Sachsen ist ein Land der unruhigen Bürger geworden ist. Der Protest zeigt sich offen, manchmal scheint sich der Stammtisch aus den Gasthäusern auf die Straße verlagert zu haben. Das lässt auch auf eine gewisse Verselbstständigung abgeschlossener Zirkel von Personen schließen, die ihre politischen Vorstellungen nicht mehr in den politischen und medialen Diskursen und den Positionen der ‚etablierten‘ Parteien wiederfinden, dafür jedoch ihre „Echokammern“ in den sozialen Medien und auf öffentlichen Plätzen einrichten. Womöglich sieht aber auch die Sozialbilanz des politischen, ökonomischen und demographischen Strukturwandels der letzten 30 Jahre anders aus, als es die schön restaurierten (Klein‑)Stadtlandschaften nahelegen.
Sachsens demokratische Kultur scheint noch nicht gefestigt zu sein, sie weist unübersehbar Risse und Sollbruchstellen auf. Das gilt cum grano salis für ganz Ostdeutschland.
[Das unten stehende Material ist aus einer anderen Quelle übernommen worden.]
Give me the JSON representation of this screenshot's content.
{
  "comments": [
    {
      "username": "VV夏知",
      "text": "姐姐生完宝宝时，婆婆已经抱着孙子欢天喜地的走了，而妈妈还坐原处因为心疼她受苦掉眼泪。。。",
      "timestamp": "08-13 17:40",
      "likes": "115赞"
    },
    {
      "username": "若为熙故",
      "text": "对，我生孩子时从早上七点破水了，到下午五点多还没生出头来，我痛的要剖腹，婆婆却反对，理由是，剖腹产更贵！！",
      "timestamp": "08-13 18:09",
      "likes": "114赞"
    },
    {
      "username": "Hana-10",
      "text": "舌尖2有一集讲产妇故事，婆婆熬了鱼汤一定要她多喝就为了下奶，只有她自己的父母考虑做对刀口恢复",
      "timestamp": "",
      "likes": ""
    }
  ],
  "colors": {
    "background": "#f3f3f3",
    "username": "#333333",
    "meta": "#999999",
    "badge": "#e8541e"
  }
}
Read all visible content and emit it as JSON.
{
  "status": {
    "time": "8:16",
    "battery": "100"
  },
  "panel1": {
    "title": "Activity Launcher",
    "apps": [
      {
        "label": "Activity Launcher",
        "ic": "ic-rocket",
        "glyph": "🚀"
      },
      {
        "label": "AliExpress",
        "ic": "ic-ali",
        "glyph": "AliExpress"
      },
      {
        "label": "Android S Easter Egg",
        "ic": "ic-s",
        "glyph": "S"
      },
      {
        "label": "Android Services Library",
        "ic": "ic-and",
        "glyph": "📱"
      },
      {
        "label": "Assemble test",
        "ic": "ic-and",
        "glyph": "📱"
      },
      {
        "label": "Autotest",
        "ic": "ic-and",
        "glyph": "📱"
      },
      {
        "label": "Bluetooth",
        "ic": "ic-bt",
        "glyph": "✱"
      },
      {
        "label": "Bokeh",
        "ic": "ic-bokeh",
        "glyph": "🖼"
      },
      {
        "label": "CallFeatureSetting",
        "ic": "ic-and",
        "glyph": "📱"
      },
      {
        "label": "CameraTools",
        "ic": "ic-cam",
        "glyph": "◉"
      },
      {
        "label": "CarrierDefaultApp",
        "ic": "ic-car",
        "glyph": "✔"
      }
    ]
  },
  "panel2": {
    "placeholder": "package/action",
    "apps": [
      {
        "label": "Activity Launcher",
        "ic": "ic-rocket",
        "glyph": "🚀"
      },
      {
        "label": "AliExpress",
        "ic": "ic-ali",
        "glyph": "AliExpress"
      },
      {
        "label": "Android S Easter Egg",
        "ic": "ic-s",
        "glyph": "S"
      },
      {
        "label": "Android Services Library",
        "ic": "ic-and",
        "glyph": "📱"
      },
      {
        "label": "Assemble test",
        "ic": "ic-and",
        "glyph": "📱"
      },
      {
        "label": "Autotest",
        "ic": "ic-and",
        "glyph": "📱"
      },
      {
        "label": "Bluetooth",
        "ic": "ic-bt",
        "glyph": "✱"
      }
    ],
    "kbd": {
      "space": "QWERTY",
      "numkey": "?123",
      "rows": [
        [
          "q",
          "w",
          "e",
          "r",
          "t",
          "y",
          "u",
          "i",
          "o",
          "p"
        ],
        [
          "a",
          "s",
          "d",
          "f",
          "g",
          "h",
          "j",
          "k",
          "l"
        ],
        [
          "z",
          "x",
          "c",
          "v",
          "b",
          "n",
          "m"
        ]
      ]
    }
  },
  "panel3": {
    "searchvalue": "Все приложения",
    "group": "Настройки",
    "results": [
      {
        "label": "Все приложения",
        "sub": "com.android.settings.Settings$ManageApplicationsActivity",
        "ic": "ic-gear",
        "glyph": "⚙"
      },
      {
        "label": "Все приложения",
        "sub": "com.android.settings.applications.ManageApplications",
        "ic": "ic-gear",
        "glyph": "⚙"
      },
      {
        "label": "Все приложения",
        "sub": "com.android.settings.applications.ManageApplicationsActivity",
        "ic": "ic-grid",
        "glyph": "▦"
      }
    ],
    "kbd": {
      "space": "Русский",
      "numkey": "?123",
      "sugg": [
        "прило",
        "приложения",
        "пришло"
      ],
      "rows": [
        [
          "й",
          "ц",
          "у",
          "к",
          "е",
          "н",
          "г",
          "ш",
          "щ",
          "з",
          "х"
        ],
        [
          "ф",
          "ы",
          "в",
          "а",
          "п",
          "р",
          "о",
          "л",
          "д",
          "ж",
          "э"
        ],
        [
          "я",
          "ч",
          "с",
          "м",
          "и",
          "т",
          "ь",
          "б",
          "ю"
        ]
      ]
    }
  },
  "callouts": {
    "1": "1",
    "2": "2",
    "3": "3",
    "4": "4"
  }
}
Die Transition von einer Diktatur zur Demokratie vollzieht sich nicht linear, sie geht mit vielen Erschütterungen und Enttäuschungen einher. In Sachsen bzw. in Teilen und in bestimmten Gruppen und Regionen Sachsens jedoch spielen anscheinend einige Faktoren eine besondere Rolle: ein struktureller Konservatismus, eine spezifische Form ethnozentrischer Selbstüberschätzung, eine Abwehr des Unbekannten und des Fremden sowie eine unabgeschlossene Vergangenheitsbewältigung.
Der demokratischen Kultur fehlt – regional besonders ausgeprägt – eine Verwurzelung in politischen Organisationen, die für die Ausbildung demokratieförderlicher Einstellungen und Verhaltensweisen wichtig sind. Hinzu kommt eine Schwäche gesellschaftlicher Vermittlungsinstitutionen wie Jugendorganisationen, Gewerkschaften und Berufsverbänden, die nach 1989/90 als freiwillige Assoziationen nicht wirklich neu und flächendeckend etabliert werden konnten. Hier wirkt die Erblast der DDR nach. Allerdings scheinen kirchlich-religiöse Bindungen, die im ostdeutschen Vergleich in Sachsen und dort auch in ländlichen Regionen relativ stark (geblieben) sind, Resilienzen auszubilden. Unbestimmt bleibt die Rolle von Sport‑, Spiel- und Heimatvereinen, die vor allem auch in ländlichen Gebieten sehr präsent sind. Ob sie als demokratische Transmissionsriemen zwischen den Bürgern und den staatlichen Institutionen oder eher als soziale Biotope bürgerschaftlichen Rückzugs und politischer Widerständigkeit wirken, muss dahingestellt bleiben. Generell gilt aber, dass dort, wo es an demokratischen Infrastrukturen mangelt, Resonanzräume für rechtsextreme Aktionen und rechtspopulistische Bewegungen entstehen. Die in Regionen und Teilgruppen der Bevölkerung weit verbreiteten autoritären Mentalitäten, die Offenheit für populistische Einstellungsmuster sowie die Skepsis gegenüber den Institutionen und Verfahren der repräsentativen Demokratie sind als Zeichen einer instabilen politischen Kultur zu deuten, die es einer lauten und organisierten Minderheit erlauben, den Resonanzboden der Unzufriedenheit für politische Mobilisierung auf Straßen und bei Wahlen zu nutzen.
Notes
Der Sächsische Kultursenat nahm die Ereignisse der Jahre 2015/2016 zum Anlass, seinen Kulturbericht 2017 zu betiteln: Nach dem Sturm? Politische Kultur in Sachsen. Darin auch der Beitrag von Hans Vorländer, Vom Musterland zum „Failed State“? Zur politischen Kultur Sachsens (Vorländer 2017).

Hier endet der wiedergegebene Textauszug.